Drug policy solutions

TNI has been working for effective, just drug policies that minimise harm for 20 years, but has had to confront powerful governments committed to prohibitionist drug policies and an entrenched UN bureaucracy invested in the status quo. TNI’s strategy has been to produce compelling research on the costs of drug policies, to explore and promote alternative policies, give voice to those excluded from the drug policy debate (such as the farmers) and to promote dialogue and debate within governments.

Two decades on, the result has been that TNI has emerged as one of the world’s leading institutes on drug policy reform – unique for our technical and policy expertise and for our pioneering proposals related to farmer participation, harm reduction on the supply side and regulation of markets for cannabis and mild stimulants.

More importantly the deadlock on drug policy has been broken.

Drawing on our expertise and technical guidance, a number of countries in Latin America, the Caribbean and Europe have started to introduce reform, reducing sentences for small-time drugs trafficking, including farmers or prohibited crops in policy forums, and reversing cannabis prohibition. The requirement for consensus at the UN continues to allow a few countries to block reform, particularly of the main UN conventions on drugs, but it is clear that it is now only a question of time before further liberalisation of drug laws takes effect. 

Meanwhile, TNI continues to provide solid technical research on the need for reform, facilitate safe dialogue spaces for government officials to explore different drug policy approaches approaches as well as train drug policy advocates from across the world to be the new leaders for reform in the future.

Sharing public water best practice

In April 2000, the Bolivian city of Cochabamba rose up in what became known as the Water War and threw out the US multinational Bechtel that had privatised its water services and sharply hiked up the rates. It marked the beginning of an international movement against water privatisation that has spread worldwide.

TNI has been at the heart of that movement, but has also always known that it is not enough just to resist privatisation without putting forward public alternatives that would be effective and just. As a result, in 2007, TNI co-published a book that brought together the learning and experience from the best public water companies, as well as from struggles to remunicipalise services.

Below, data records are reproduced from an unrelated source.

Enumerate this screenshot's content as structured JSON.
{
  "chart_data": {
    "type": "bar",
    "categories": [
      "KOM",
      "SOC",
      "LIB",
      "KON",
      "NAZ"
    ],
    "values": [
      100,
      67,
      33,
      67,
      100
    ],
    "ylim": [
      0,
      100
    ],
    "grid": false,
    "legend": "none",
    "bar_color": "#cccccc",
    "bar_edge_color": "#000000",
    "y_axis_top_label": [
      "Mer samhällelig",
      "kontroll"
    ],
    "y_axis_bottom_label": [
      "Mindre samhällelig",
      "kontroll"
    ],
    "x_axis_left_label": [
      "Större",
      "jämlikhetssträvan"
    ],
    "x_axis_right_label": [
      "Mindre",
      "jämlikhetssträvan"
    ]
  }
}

The book gave birth also to a network of activists, researchers, trade unionists and public water utility managers, called Reclaiming Public Water, to support anti-privatisation struggles and continue the sharing of best practice.

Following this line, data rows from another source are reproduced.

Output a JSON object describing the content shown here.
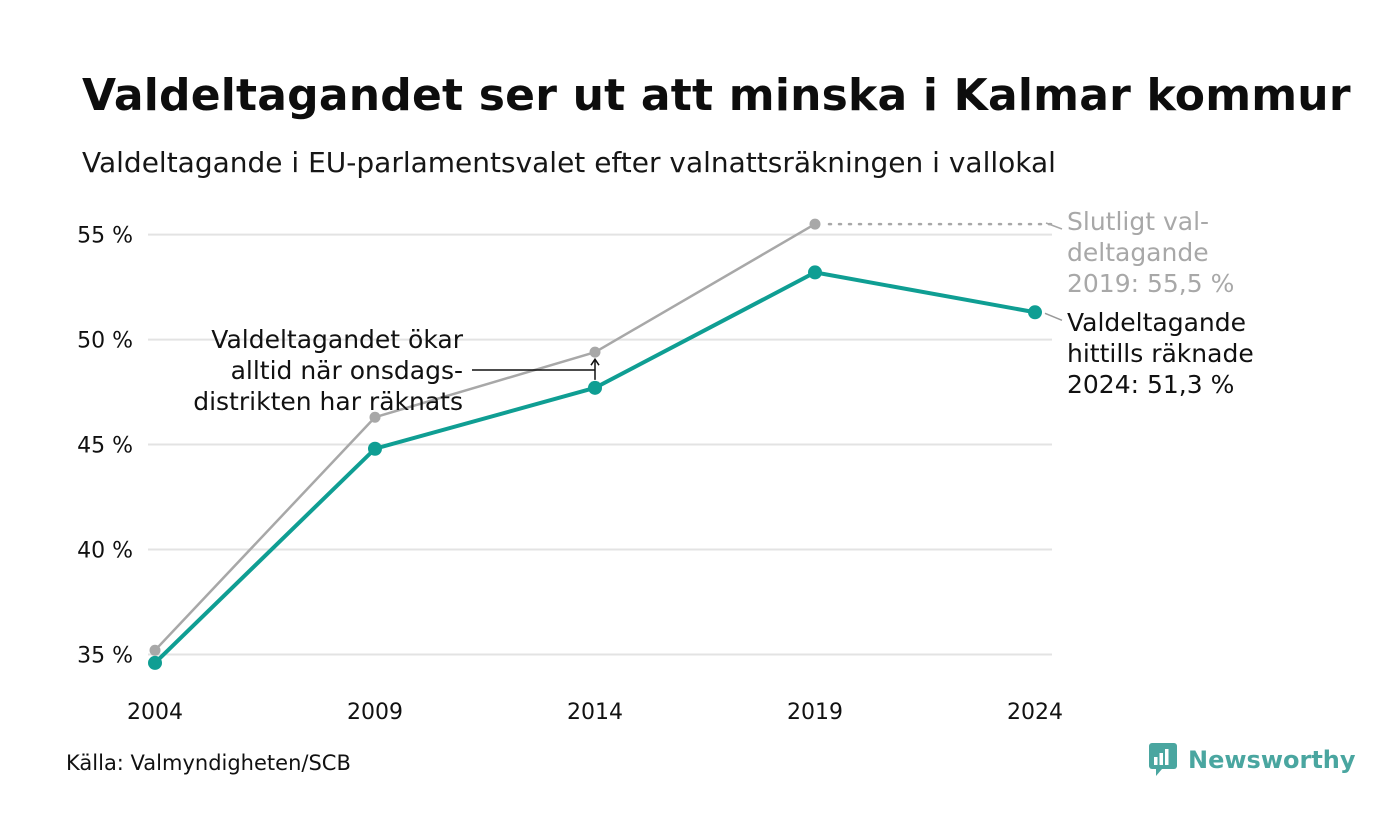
{
  "title": "Valdeltagandet ser ut att minska i Kalmar kommur",
  "subtitle": "Valdeltagande i EU-parlamentsvalet efter valnattsräkningen i vallokal",
  "source": "Källa: Valmyndigheten/SCB",
  "brand": {
    "name": "Newsworthy",
    "icon": "newsworthy-logo-icon",
    "color": "#4aa6a0"
  },
  "colors": {
    "main": "#0f9e93",
    "final": "#a8a8a8",
    "grid": "#e3e3e3",
    "text": "#111111"
  },
  "chart_data": {
    "type": "line",
    "x": [
      "2004",
      "2009",
      "2014",
      "2019",
      "2024"
    ],
    "ylim": [
      34.5,
      55.6
    ],
    "yticks": [
      35,
      40,
      45,
      50,
      55
    ],
    "ytick_labels": [
      "35 %",
      "40 %",
      "45 %",
      "50 %",
      "55 %"
    ],
    "grid": true,
    "series": [
      {
        "key": "final",
        "values": [
          35.2,
          46.3,
          49.4,
          55.5,
          null
        ]
      },
      {
        "key": "election_night",
        "values": [
          34.6,
          44.8,
          47.7,
          53.2,
          51.3
        ]
      }
    ],
    "annotations": {
      "final_2019": [
        "Slutligt val-",
        "deltagande",
        "2019: 55,5 %"
      ],
      "current_2024": [
        "Valdeltagande",
        "hittills räknade",
        "2024: 51,3 %"
      ],
      "wednesday": [
        "Valdeltagandet ökar",
        "alltid när onsdags-",
        "distrikten har räknats"
      ]
    }
  }
}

Reclaiming Public Water, became a key member in the UN Habitat-formed Global Congress of Global Water Operators Partnerships Alliance (GWOPA) that supports public-public partnerships on water.

By 2015, it became clear that resistance to privatisation and a trend towards remunicipalising water services was gathering unprecedented steam. TNI’s book Our Public Water Future showed that 235 cities that have reversed privatisation of water services in the last 15 years – many of them as a result of work by partners in the Reclaiming Public Water network.

Alongside, this shift to remunicipalisation, TNI has also been an active member of movements pushing for access to water to be recognised as a human right. In 2010, the United Nations General Assembly explicitly recognized the human right to water and sanitation and acknowledged that clean drinking water and sanitation are essential to the realisation of all human rights. In Europe, TNI worked with its partners to mobilise almost two million citizens to sign Europe’s first Citizens Initiative that called for all EU inhabitants to enjoy the right to water and sanitation and which stipulated that water supply and water management should be excluded from liberalisation. This was adopted by the majority of the Parliament without major changes, but the Commission has yet to enact legislation and continues to promote public-private partnerships.